Here is what happens:
test_quopri uses os.popen2, which in turn creates a popen2.Popen3 object. It processes stdin/stdout, but never calls wait on that the process (it can't: os.popen2 doesn't return the pid). This is a flaw (the process should be waited for) which I fixed.
test_wait3 has a loop to wait for child processes, which invokes wait repeatedly until the expected child pid is returned. In the process, it might receive the wait status from processes it didn't start. This is a flaw which I didn't address - I wonder why there is a loop, instead of just waiting once, and expecting the PID of the process that had been created just before.
test_popen2 invokes _cleanup at the end, which waits for all _active processes. Now, since test_quopri added an active process, and test_wait3 deleted its pid, _cleanup fails with the error that the pid is no longer valid. I made that failure more obvious.
So here is what I did to address these:
I changed test_quopri to use subprocess.Popen().communicate() to invoke quopri as a program. communicate will wait() for the child process.
I changed test_popen2 to check at the beginning that there are no active processes. To print out the commands that are still active, I added the cmd string to the Popen objects.

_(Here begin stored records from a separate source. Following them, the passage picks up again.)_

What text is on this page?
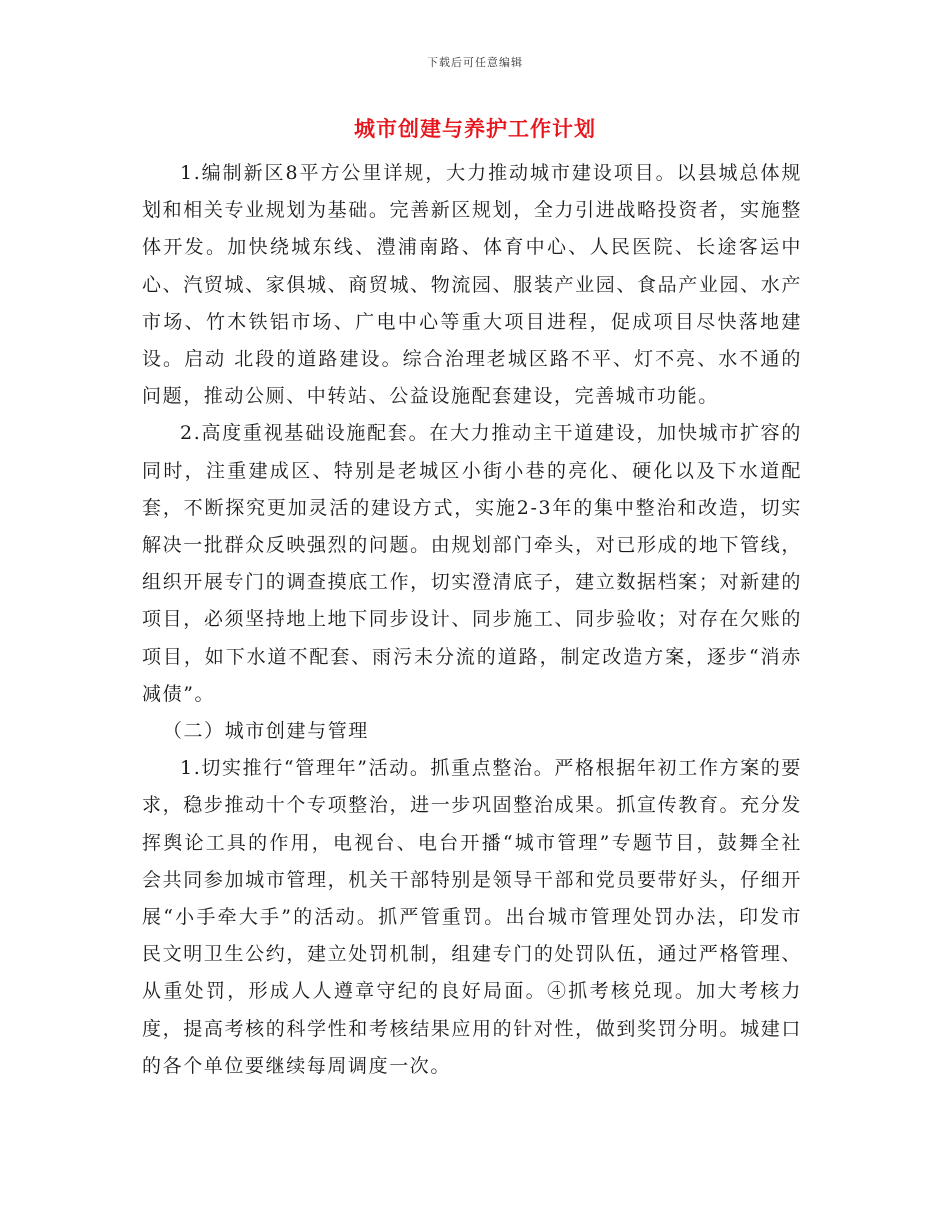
下载后可任意编辑
城市创建与养护工作计划

1.编制新区8平方公里详规，大力推动城市建设项目。以县城总体规划和相关专业规划为基础。完善新区规划，全力引进战略投资者，实施整体开发。加快绕城东线、澧浦南路、体育中心、人民医院、长途客运中心、汽贸城、家俱城、商贸城、物流园、服装产业园、食品产业园、水产市场、竹木铁铝市场、广电中心等重大项目进程，促成项目尽快落地建设。启动 北段的道路建设。综合治理老城区路不平、灯不亮、水不通的问题，推动公厕、中转站、公益设施配套建设，完善城市功能。

2.高度重视基础设施配套。在大力推动主干道建设，加快城市扩容的同时，注重建成区、特别是老城区小街小巷的亮化、硬化以及下水道配套，不断探究更加灵活的建设方式，实施2-3年的集中整治和改造，切实解决一批群众反映强烈的问题。由规划部门牵头，对已形成的地下管线，组织开展专门的调查摸底工作，切实澄清底子，建立数据档案；对新建的项目，必须坚持地上地下同步设计、同步施工、同步验收；对存在欠账的项目，如下水道不配套、雨污未分流的道路，制定改造方案，逐步“消赤减债”。

（二）城市创建与管理

1.切实推行“管理年”活动。抓重点整治。严格根据年初工作方案的要求，稳步推动十个专项整治，进一步巩固整治成果。抓宣传教育。充分发挥舆论工具的作用，电视台、电台开播“城市管理”专题节目，鼓舞全社会共同参加城市管理，机关干部特别是领导干部和党员要带好头，仔细开展“小手牵大手”的活动。抓严管重罚。出台城市管理处罚办法，印发市民文明卫生公约，建立处罚机制，组建专门的处罚队伍，通过严格管理、从重处罚，形成人人遵章守纪的良好局面。④抓考核兑现。加大考核力度，提高考核的科学性和考核结果应用的针对性，做到奖罚分明。城建口的各个单位要继续每周调度一次。
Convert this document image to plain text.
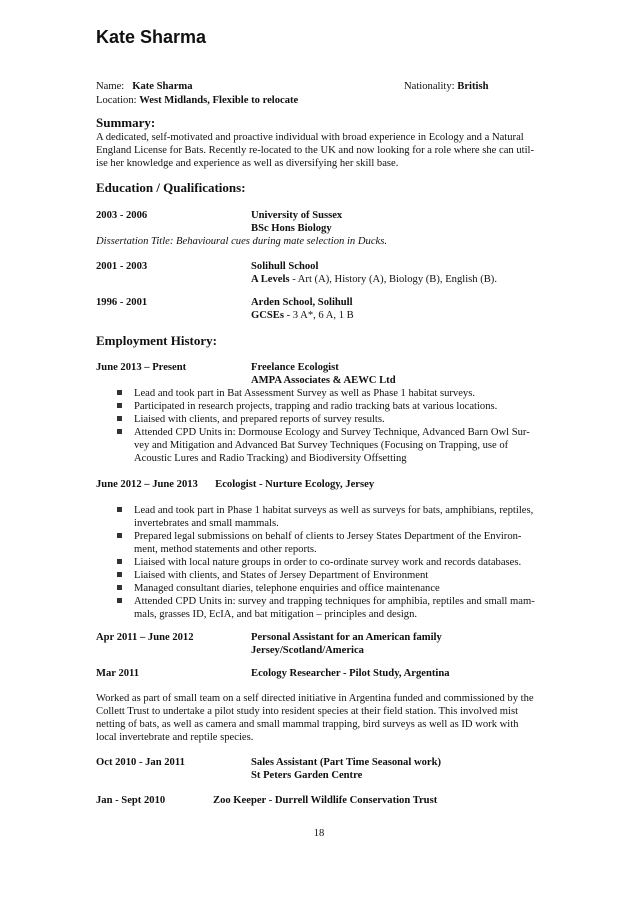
Kate Sharma
Name: Kate Sharma	Nationality: British
Location: West Midlands, Flexible to relocate
Summary:
A dedicated, self-motivated and proactive individual with broad experience in Ecology and a Natural
England License for Bats. Recently re-located to the UK and now looking for a role where she can util-
ise her knowledge and experience as well as diversifying her skill base.
Education / Qualifications:
2003 - 2006	University of Sussex
BSc Hons Biology
Dissertation Title: Behavioural cues during mate selection in Ducks.
2001 - 2003	Solihull School
A Levels - Art (A), History (A), Biology (B), English (B).
1996 - 2001	Arden School, Solihull
GCSEs - 3 A*, 6 A, 1 B
Employment History:
June 2013 – Present	Freelance Ecologist
AMPA Associates & AEWC Ltd
Lead and took part in Bat Assessment Survey as well as Phase 1 habitat surveys.
Participated in research projects, trapping and radio tracking bats at various locations.
Liaised with clients, and prepared reports of survey results.
Attended CPD Units in: Dormouse Ecology and Survey Technique, Advanced Barn Owl Sur-
vey and Mitigation and Advanced Bat Survey Techniques (Focusing on Trapping, use of
Acoustic Lures and Radio Tracking) and Biodiversity Offsetting
June 2012 – June 2013 Ecologist - Nurture Ecology, Jersey
Lead and took part in Phase 1 habitat surveys as well as surveys for bats, amphibians, reptiles,
invertebrates and small mammals.
Prepared legal submissions on behalf of clients to Jersey States Department of the Environ-
ment, method statements and other reports.
Liaised with local nature groups in order to co-ordinate survey work and records databases.
Liaised with clients, and States of Jersey Department of Environment
Managed consultant diaries, telephone enquiries and office maintenance
Attended CPD Units in: survey and trapping techniques for amphibia, reptiles and small mam-
mals, grasses ID, EcIA, and bat mitigation – principles and design.
Apr 2011 – June 2012	Personal Assistant for an American family
Jersey/Scotland/America
Mar 2011	Ecology Researcher - Pilot Study, Argentina
Worked as part of small team on a self directed initiative in Argentina funded and commissioned by the
Collett Trust to undertake a pilot study into resident species at their field station. This involved mist
netting of bats, as well as camera and small mammal trapping, bird surveys as well as ID work with
local invertebrate and reptile species.
Oct 2010 - Jan 2011	Sales Assistant (Part Time Seasonal work)
St Peters Garden Centre
Jan - Sept 2010	Zoo Keeper - Durrell Wildlife Conservation Trust
18
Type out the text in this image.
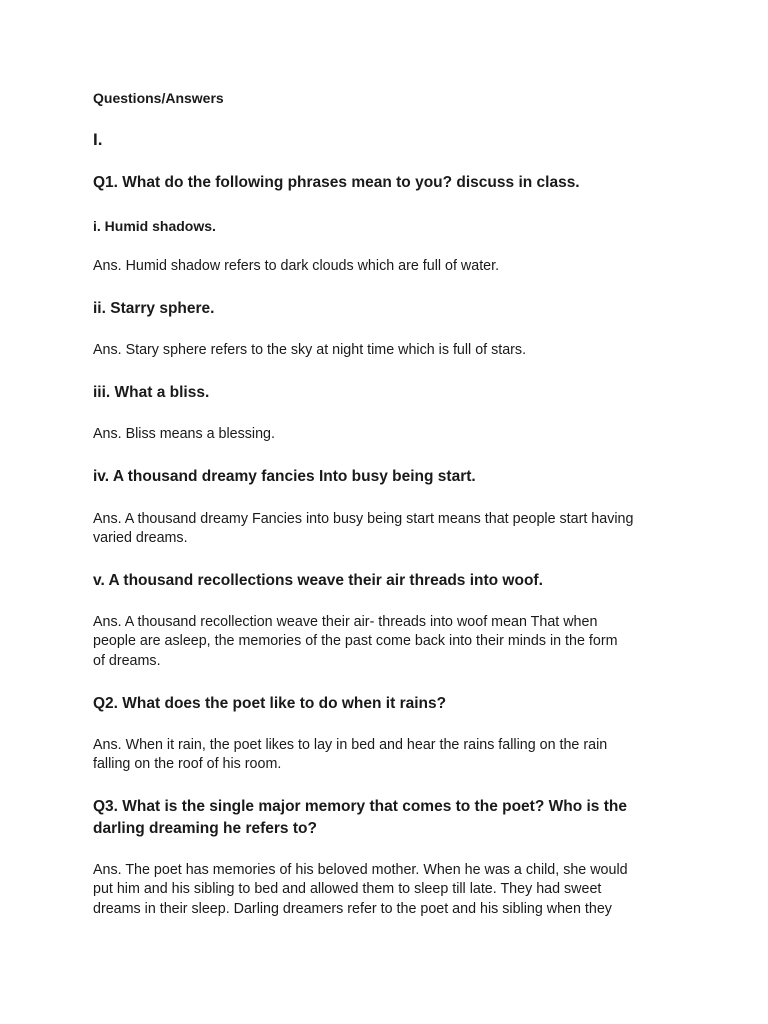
Questions/Answers

I.

Q1. What do the following phrases mean to you? discuss in class.

i. Humid shadows.

Ans. Humid shadow refers to dark clouds which are full of water.

ii. Starry sphere.

Ans. Stary sphere refers to the sky at night time which is full of stars.

iii. What a bliss.

Ans. Bliss means a blessing.

iv. A thousand dreamy fancies Into busy being start.

Ans. A thousand dreamy Fancies into busy being start means that people start having

varied dreams.

v. A thousand recollections weave their air threads into woof.

Ans. A thousand recollection weave their air- threads into woof mean That when

people are asleep, the memories of the past come back into their minds in the form

of dreams.

Q2. What does the poet like to do when it rains?

Ans. When it rain, the poet likes to lay in bed and hear the rains falling on the rain

falling on the roof of his room.

Q3. What is the single major memory that comes to the poet? Who is the

darling dreaming he refers to?

Ans. The poet has memories of his beloved mother. When he was a child, she would

put him and his sibling to bed and allowed them to sleep till late. They had sweet

dreams in their sleep. Darling dreamers refer to the poet and his sibling when they
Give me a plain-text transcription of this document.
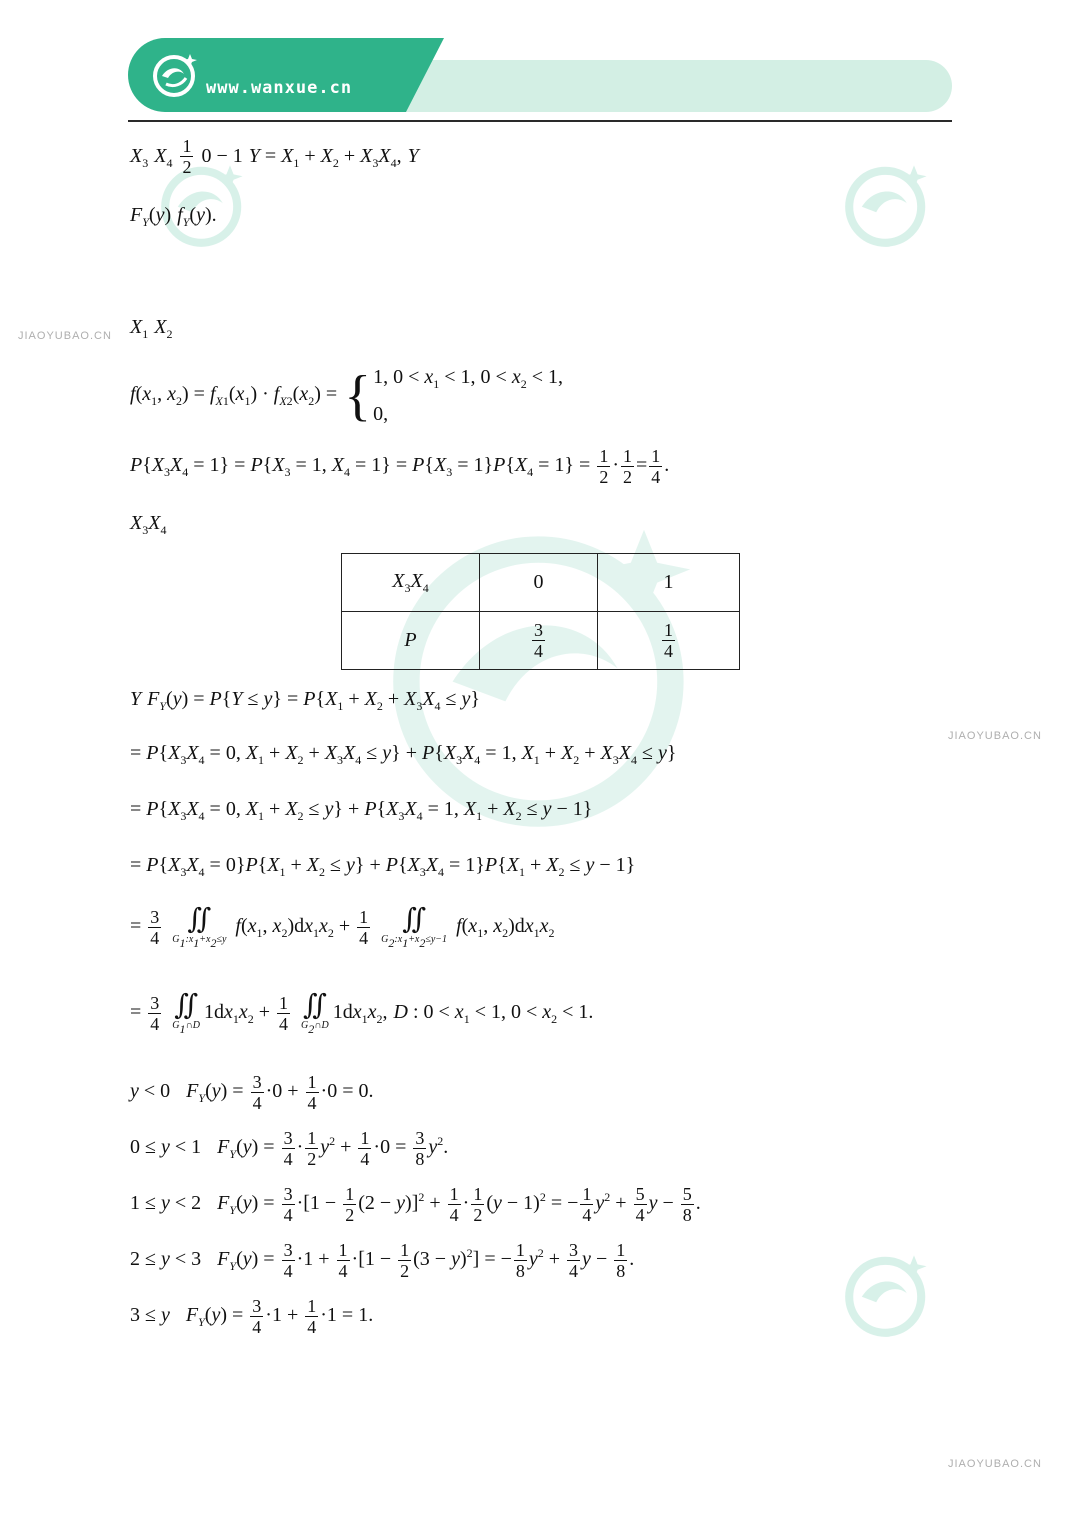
www.wanxue.cn
JIAOYUBAO.CN
JIAOYUBAO.CN
JIAOYUBAO.CN
$X_3$ $X_4 \frac{1}{2} 0 - 1$ $Y = X_1 + X_2 + X_3X_4$, Y
$F_Y(y)$ $f_Y(y)$.
$X_1$ $X_2$
$f(x_1$, $x_2) = f_{X1}(x_1) \cdot f_{X2}(x_2)$ = { 1, $0 < x_1 < 1$, $0 < x_2 < 1$,
0,
$P\{X_3X_4 = 1\} = P\{X_3 = 1$, $X_4 = 1\} = P\{X_3 = 1\}P\{X_4 = 1\} = \frac{1}{2} \cdot \frac{1}{2} = \frac{1}{4}$ .
$X_3X_4$
$X_3X_4$	0	1
P	$\frac{3}{4}$	$\frac{1}{4}$
Y $F_Y(y) = P\{Y \le y\} = P\{X_1 + X_2 + X_3X_4 \le y\}$
= $P\{X_3X_4 = 0$, $X_1 + X_2 + X_3X_4 \le y\} + P\{X_3X_4 = 1$, $X_1 + X_2 + X_3X_4 \le y$}
= $P\{X_3X_4 = 0$, $X_1 + X_2 \le y\} + P\{X_3X_4 = 1$, $X_1 + X_2 \le y - 1$}
= $P\{X_3X_4 = 0\}P\{X_1 + X_2 \le y\} + P\{X_3X_4 = 1\}P\{X_1 + X_2 \le y - 1\}$
= $\frac{3}{4}$
∬
$G_1:x_1+x_2\le y$
$f(x_1$, $x_2)dx_1x_2 + \frac{1}{4}$
	∬
$G_2:x_1+x_2\le y-1$
$f(x_1$, $x_2)dx_1x_2$
= $\frac{3}{4}$
∬
$G_1\cap D$
$1dx_1x_2 + \frac{1}{4}$
∬
$G_2\cap D$
$1dx_1x_2$, D : $0 < x_1 < 1$, $0 < x_2 < 1$.
y < 0 $F_Y(y) = \frac{3}{4} \cdot 0 + \frac{1}{4} \cdot 0 = 0$.
0 ≤ y < 1 $F_Y(y) = \frac{3}{4} \cdot \frac{1}{2} y^2 + \frac{1}{4} \cdot 0 = \frac{3}{8} y^2$.
1 ≤ y < 2 $F_Y(y) = \frac{3}{4} \cdot[1 - \frac{1}{2} (2 - y)]^2 + \frac{1}{4} \cdot \frac{1}{2} (y - 1)^2$ = − $\frac{1}{4} y^2 + \frac{5}{4}$ $y - \frac{5}{8}$ .
2 ≤ y < 3 $F_Y(y) = \frac{3}{4} \cdot 1 + \frac{1}{4} \cdot[1 - \frac{1}{2} (3 - y)^2]$ = − $\frac{1}{8} y^2 + \frac{3}{4}$ $y - \frac{1}{8}$ .
3 ≤ y $F_Y(y) = \frac{3}{4} \cdot 1 + \frac{1}{4} \cdot 1 = 1$.
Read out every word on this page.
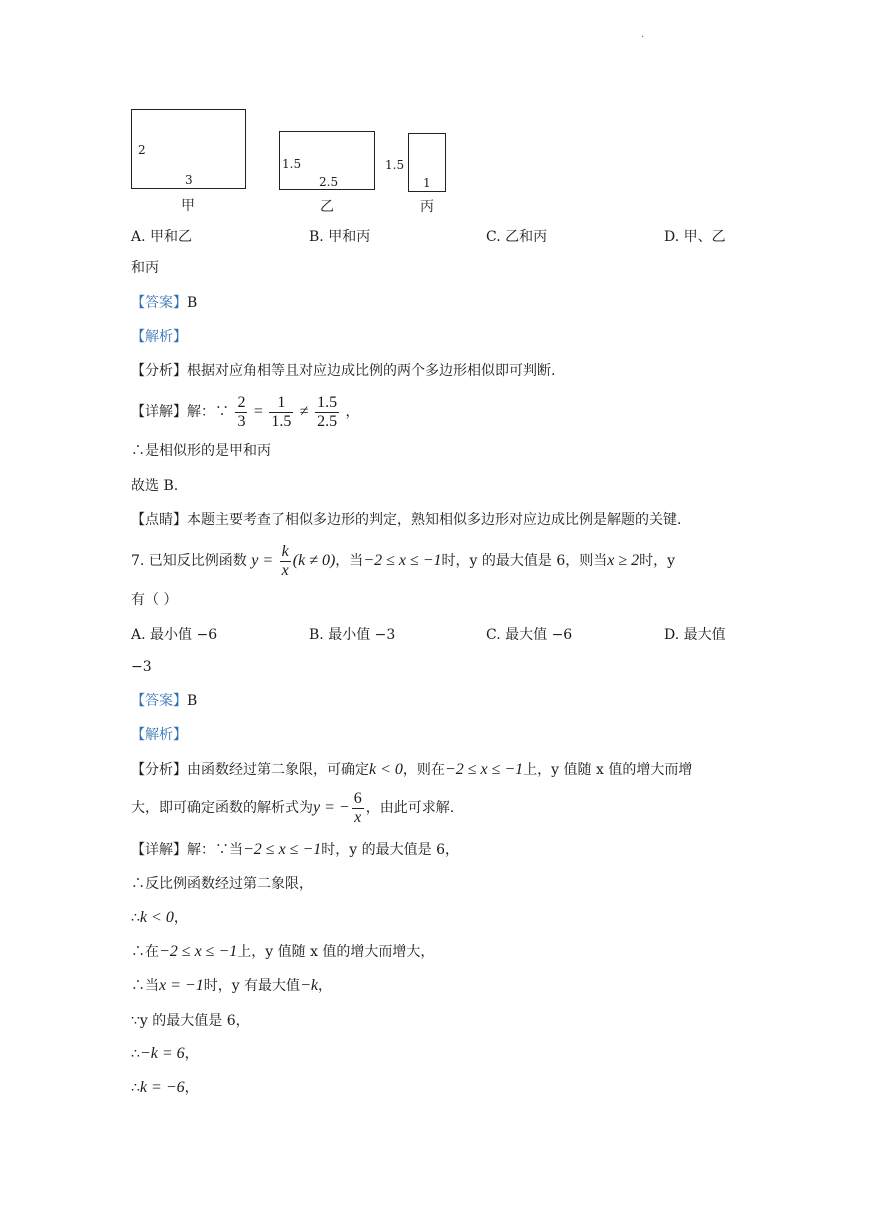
·
2
3
甲
1.5
2.5
乙
1.5
1
丙
A. 甲和乙	B. 甲和丙	C. 乙和丙	D. 甲、乙
和丙
【答案】B
【解析】
【分析】根据对应角相等且对应边成比例的两个多边形相似即可判断.
【详解】解：∵ $\frac{2}{3} = \frac{1}{1.5} \ne \frac{1.5}{2.5}$ ，
∴是相似形的是甲和丙
故选 B.
【点睛】本题主要考查了相似多边形的判定，熟知相似多边形对应边成比例是解题的关键.
7. 已知反比例函数 $y = \frac{k}{x} (k \ne 0)$，当−2 ≤ x ≤ −1时，y 的最大值是 6，则当x ≥ 2时，y
有（ ）
A. 最小值 −6	B. 最小值 −3	C. 最大值 −6	D. 最大值
−3
【答案】B
【解析】
【分析】由函数经过第二象限，可确定k < 0，则在−2 ≤ x ≤ −1上，y 值随 x 值的增大而增
大，即可确定函数的解析式为y = − $\frac{6}{x}$ ，由此可求解.
【详解】解：∵当−2 ≤ x ≤ −1时，y 的最大值是 6，
∴反比例函数经过第二象限，
∴k < 0，
∴在−2 ≤ x ≤ −1上，y 值随 x 值的增大而增大，
∴当x = −1时，y 有最大值−k，
∵y 的最大值是 6，
∴−k = 6，
∴k = −6，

It turned out that this broke the Windows builds, which, in turn, resolves as a hidden bug/feature of quopri command line mode. When "python -mquopri <foo.txt" is invoked, the output will contain CRLF even if the input doesn't, this is likely because stdout is in text mode on Windows. Now, subprocess.py is not in text mode (unlike os.popen2), so when reading the results, we see CRLF on Windows, but LF elsewhere.
I fixed this by making the result check line-ending-independent, because I think using CRLF in quoted-unreadable is compliant with the relevant RFC. Alternatively, the quopri.py command line mode could be put into binary mode, so that it produces identical outputs on all systems.